Kapal Kargo Kandas Lagi di Terusan Suez

Kapal kargo Coral Crystal sempat kandas di Terusan Suez pada 9 September 2021. FOTO: SUEZ CANAL AUTHORITY/THENATIONALNEWS.COM

arilaut – Kapal kargo Coral Crystal kandas di Terusan Suez, Kamis (9/9). Kejadian ini mengingatkan kembali atas peristiwa kapal kontainer raksasa Ever Given Maret 2021 yang memblokir lalu lintas pelayaran selama enam hari.

Mengutip Thenationalnews.com, dengan kejadian ini, pada hari Kamis, pihak berwenang menghentikan sementara lalu lintas di jalur air internasional sebelum diapungkan kembali.

Otoritas Terusan Suez (SCA, Suez Canal Authority) mengatakan insiden itu “ditangani dengan profesionalisme terbaik” dan lalu lintas melalui kanal tidak terpengaruh.

Enam bulan lalu, pada bulan Maret, lalu lintas di kanal dihentikan selama enam hari ketika sebuah kapal kargo, Ever Given, kandas. Kapal ini telah menghalangi lalu lintas di jalur air vital yang menghubungkan Laut Merah ke Mediterania.

Penyumbatan pada bulan Maret membuat Terusan Suez kehilangan pendapatan jutaan dolar dan mengganggu perdagangan global.

Ini juga menghidupkan kembali perdebatan lama tentang apakah rute alternatif harus ditemukan antara Eropa di satu sisi dan Timur Tengah dan Asia di sisi lain.

Menurut SCA penyumbatan Kamis terjadi di bentangan barat bypass Ballah, salah satu bagian dua jalur jalur air yang memungkinkan kapal untuk menavigasi kanal di kedua arah.

Kapal Coral Crystal terdaftar di Panama sedang menuju selatan ke Port Sudan ketika kandas 20 km utara Ismailia.
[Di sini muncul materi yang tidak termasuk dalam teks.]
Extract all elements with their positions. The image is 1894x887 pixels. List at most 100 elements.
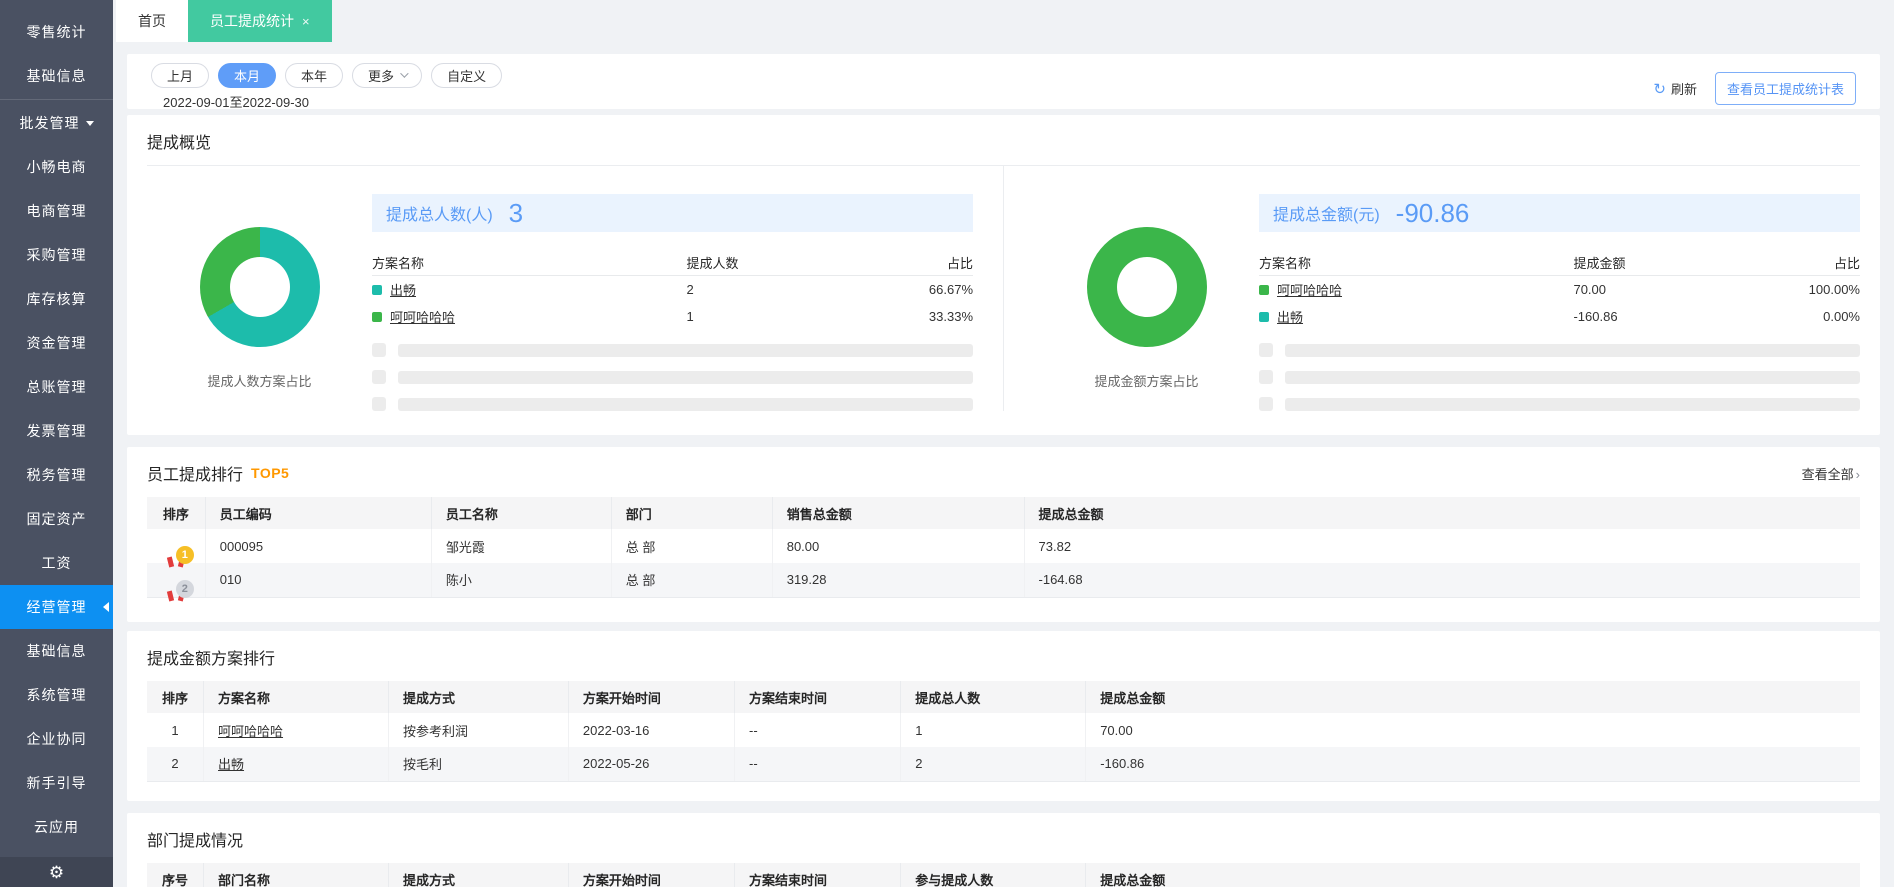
amount-stat-value: -90.86 — [1395, 197, 1470, 228]
sidebar-item-cloud-apps[interactable]: 云应用 — [0, 805, 113, 849]
sidebar-item-system[interactable]: 系统管理 — [0, 673, 113, 717]
percentage-value: 33.33% — [928, 309, 973, 324]
main-area: 首页 员工提成统计 × 上月 本月 本年 更多 自定义 2022-09-01至2… — [113, 0, 1894, 887]
sidebar-item-wholesale[interactable]: 批发管理 — [0, 101, 113, 145]
col-index: 序号 — [147, 863, 205, 887]
col-total-commission: 提成总金额 — [1024, 497, 1860, 529]
sidebar-item-label: 发票管理 — [26, 423, 87, 439]
refresh-button[interactable]: ↻ 刷新 — [1653, 79, 1697, 98]
scheme-link[interactable]: 出畅 — [390, 280, 416, 299]
gear-icon[interactable]: ⚙ — [49, 864, 64, 881]
col-total-commission: 提成总金额 — [1085, 863, 1860, 887]
sidebar-item-label: 零售统计 — [26, 24, 87, 40]
sidebar-item-fixed-assets[interactable]: 固定资产 — [0, 497, 113, 541]
view-all-link[interactable]: 查看全部 › — [1802, 464, 1860, 483]
pill-this-year[interactable]: 本年 — [285, 62, 344, 88]
tab-bar: 首页 员工提成统计 × — [113, 0, 1894, 42]
section-title-department: 部门提成情况 — [147, 833, 244, 850]
people-panel: 提成人数方案占比 提成总人数(人) 3 方案名称 提成人数 占比 出畅 2 66… — [147, 166, 1004, 411]
col-percentage: 占比 — [946, 256, 973, 271]
col-commission-method: 提成方式 — [388, 681, 569, 713]
total-people: 1 — [900, 713, 1087, 747]
col-total-sales: 销售总金额 — [772, 497, 1025, 529]
sidebar-item-label: 企业协同 — [26, 731, 87, 747]
scheme-link[interactable]: 呵呵哈哈哈 — [390, 307, 455, 326]
sidebar-item-label: 经营管理 — [26, 599, 87, 615]
scheme-link[interactable]: 呵呵哈哈哈 — [1277, 280, 1342, 299]
skeleton-row — [1259, 370, 1860, 384]
col-scheme-name: 方案名称 — [372, 256, 425, 271]
employee-code: 010 — [205, 563, 432, 598]
sidebar-item-xiaochang-ecommerce[interactable]: 小畅电商 — [0, 145, 113, 189]
section-title-overview: 提成概览 — [147, 135, 212, 152]
pill-last-month[interactable]: 上月 — [151, 62, 210, 88]
filter-bar: 上月 本月 本年 更多 自定义 2022-09-01至2022-09-30 ↻ … — [127, 54, 1880, 110]
legend-row: 呵呵哈哈哈 1 33.33% — [372, 303, 973, 330]
scheme-link[interactable]: 出畅 — [1277, 307, 1303, 326]
pill-more[interactable]: 更多 — [352, 62, 423, 88]
sidebar-item-tax[interactable]: 税务管理 — [0, 453, 113, 497]
close-icon[interactable]: × — [302, 14, 310, 29]
sidebar-item-business-management[interactable]: 经营管理 — [0, 585, 113, 629]
app-window: 零售统计 基础信息 批发管理 小畅电商 电商管理 采购管理 库存核算 资金管理 … — [0, 0, 1894, 887]
col-people-count: 提成人数 — [686, 256, 739, 271]
sidebar-item-inventory[interactable]: 库存核算 — [0, 277, 113, 321]
amount-stat-bar: 提成总金额(元) -90.86 — [1259, 194, 1860, 232]
sidebar-item-label: 系统管理 — [26, 687, 87, 703]
sidebar-item-retail-stats[interactable]: 零售统计 — [0, 10, 113, 54]
col-rank: 排序 — [147, 681, 205, 713]
skeleton-row — [372, 343, 973, 357]
sidebar-item-label: 工资 — [41, 555, 72, 571]
sidebar-item-ecommerce[interactable]: 电商管理 — [0, 189, 113, 233]
sidebar-item-funds[interactable]: 资金管理 — [0, 321, 113, 365]
sidebar-item-invoices[interactable]: 发票管理 — [0, 409, 113, 453]
sidebar-item-collaboration[interactable]: 企业协同 — [0, 717, 113, 761]
rank-number: 1 — [175, 546, 194, 564]
series-color-dot — [1259, 311, 1269, 322]
percentage-value: 66.67% — [928, 282, 973, 297]
pill-custom[interactable]: 自定义 — [431, 62, 503, 88]
sidebar-item-payroll[interactable]: 工资 — [0, 541, 113, 585]
sidebar-separator — [0, 99, 113, 100]
percentage-value: 0.00% — [1823, 309, 1860, 324]
amount-panel: 提成金额方案占比 提成总金额(元) -90.86 方案名称 提成金额 占比 呵呵… — [1004, 166, 1860, 411]
sidebar-item-label: 新手引导 — [26, 775, 87, 791]
scheme-ranking-table: 排序 方案名称 提成方式 方案开始时间 方案结束时间 提成总人数 提成总金额 1 — [147, 681, 1860, 782]
total-commission: -160.86 — [1085, 747, 1860, 782]
date-quick-pills: 上月 本月 本年 更多 自定义 — [151, 62, 503, 88]
people-stat-bar: 提成总人数(人) 3 — [372, 194, 973, 232]
pill-this-month[interactable]: 本月 — [218, 62, 277, 88]
employee-code: 000095 — [205, 529, 432, 563]
tab-label: 员工提成统计 — [210, 13, 294, 29]
tab-employee-commission-stats[interactable]: 员工提成统计 × — [188, 0, 332, 42]
col-percentage: 占比 — [1833, 256, 1860, 271]
sidebar-item-label: 总账管理 — [26, 379, 87, 395]
sidebar-item-beginner-guide[interactable]: 新手引导 — [0, 761, 113, 805]
employee-ranking-card: 员工提成排行 TOP5 查看全部 › 排序 员工编码 员工名称 部门 销售总金额 … — [127, 447, 1880, 622]
view-commission-table-button[interactable]: 查看员工提成统计表 — [1714, 72, 1856, 105]
people-count-value: 2 — [686, 282, 694, 297]
sidebar-item-ledger[interactable]: 总账管理 — [0, 365, 113, 409]
skeleton-row — [1259, 343, 1860, 357]
scheme-link[interactable]: 出畅 — [218, 757, 244, 772]
col-end-date: 方案结束时间 — [734, 863, 902, 887]
pill-more-label: 更多 — [368, 68, 395, 84]
end-date: -- — [734, 713, 902, 747]
total-commission: 73.82 — [1038, 538, 1072, 554]
sidebar-item-basic-info[interactable]: 基础信息 — [0, 54, 113, 98]
scheme-link[interactable]: 呵呵哈哈哈 — [218, 724, 283, 739]
sidebar-item-label: 基础信息 — [26, 68, 87, 84]
sidebar-item-basic-info-2[interactable]: 基础信息 — [0, 629, 113, 673]
active-indicator-icon — [103, 602, 109, 612]
total-commission: -164.68 — [1024, 563, 1860, 598]
series-color-dot — [1259, 284, 1269, 295]
sidebar-item-purchasing[interactable]: 采购管理 — [0, 233, 113, 277]
tab-home[interactable]: 首页 — [116, 0, 188, 42]
col-total-people: 提成总人数 — [900, 681, 1087, 713]
amount-value: -160.86 — [1573, 309, 1618, 324]
amount-value: 70.00 — [1573, 282, 1607, 297]
sidebar-item-label: 采购管理 — [26, 247, 87, 263]
amount-donut-chart — [1086, 227, 1207, 347]
people-legend-header: 方案名称 提成人数 占比 — [372, 250, 973, 276]
department-commission-card: 部门提成情况 序号 部门名称 提成方式 方案开始时间 方案结束时间 参与提成人数… — [127, 813, 1880, 887]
Lalu lintas maritim menuju utara dapat dilanjutkan melalui bagian timur.

Otoritas kanal mengatakan butuh waktu 15 menit bagi kapal tunda untuk mencapai lokasi tersebut kemudian membebaskannya dan memungkinkan kapal menuju selatan.

Kapal Coral Crystal dilaporkan membawa 43.000 ton kargo ketika kandas.

“Itu adalah masalah lalu lintas kecil yang diselesaikan dalam waktu kurang dari satu jam,” kata seorang pejabat senior Terusan Suez, mengutip dari The National.

Ketua SCA Laksamana Osama Rabie mengatakan otoritas memiliki kemampuan navigasi dan teknis yang diperlukan untuk menangani “setiap dan semua malfungsi”. Perubahan baru-baru ini pada kanal telah membuat penanganan krisis maritim menjadi lebih mudah.

Terusan Suez pada hari Kamis dilewati 61 kapal yang membawa total 3,2 juta ton kargo.

Sejak insiden Ever Given , otoritas kanal telah mengumumkan proyek bernilai miliaran dolar untuk memperluas bagian kanal dan memasang infrastruktur lain untuk memastikan tidak ada kapal besar lainnya yang kandas dengan cara yang sama lagi.

Pada Maret lalu, terjadi ketidakberesan di Terusan Suez. Sebuah kapal kargo raksasa telah mengganggu pelayaran global di terusan yang menghubungkan Laut Mediterania ke Laut Merah tersebut.

Kapal itu, The Ever Given, akhirnya berhasil diapungkan kembali setelah operasi penyelamatan besar selama enam hari yang menyebabkan kematian satu orang.

Kapal kontainer raksasa dengan panjang 400 m itu tak bisa melanjutkan perjalanan dalam beberapa hari setelah berlayar dari China ke Belanda.

Kapal kandas di tengah angin kencang pada 23 Maret 2021, dan menghalangi ratusan kapal yang akan melewati kanal.

Mengutip Esa.int, seperti yang terlihat pada gambar sebelah kiri yang diambil pada 21 Maret, menunjukkan lalu lintas laut rutin di Terusan Suez. Di kanal ini kapal terlihat setiap 2 hingga 3 km.

Gambar yang diambil pada 25 Maret, menunjukkan kapal 400 m menghalangi kapal lainnya yang melewati kanal tersebut.

Terusan ini menghubungkan Port Said di Laut Mediterania melalui kota Suez di Mesir di Laut Merah.

Akibat peristiwa ini, ratusan kapal tanker dan kapal lainnya belum bisa melewati kanal tersebut. Ratusan kapal menumpuk di Teluk Suez.

Kapal tunda bekerja keras untuk mengeluarkan Ever Given dengan bobot 200.000 ton.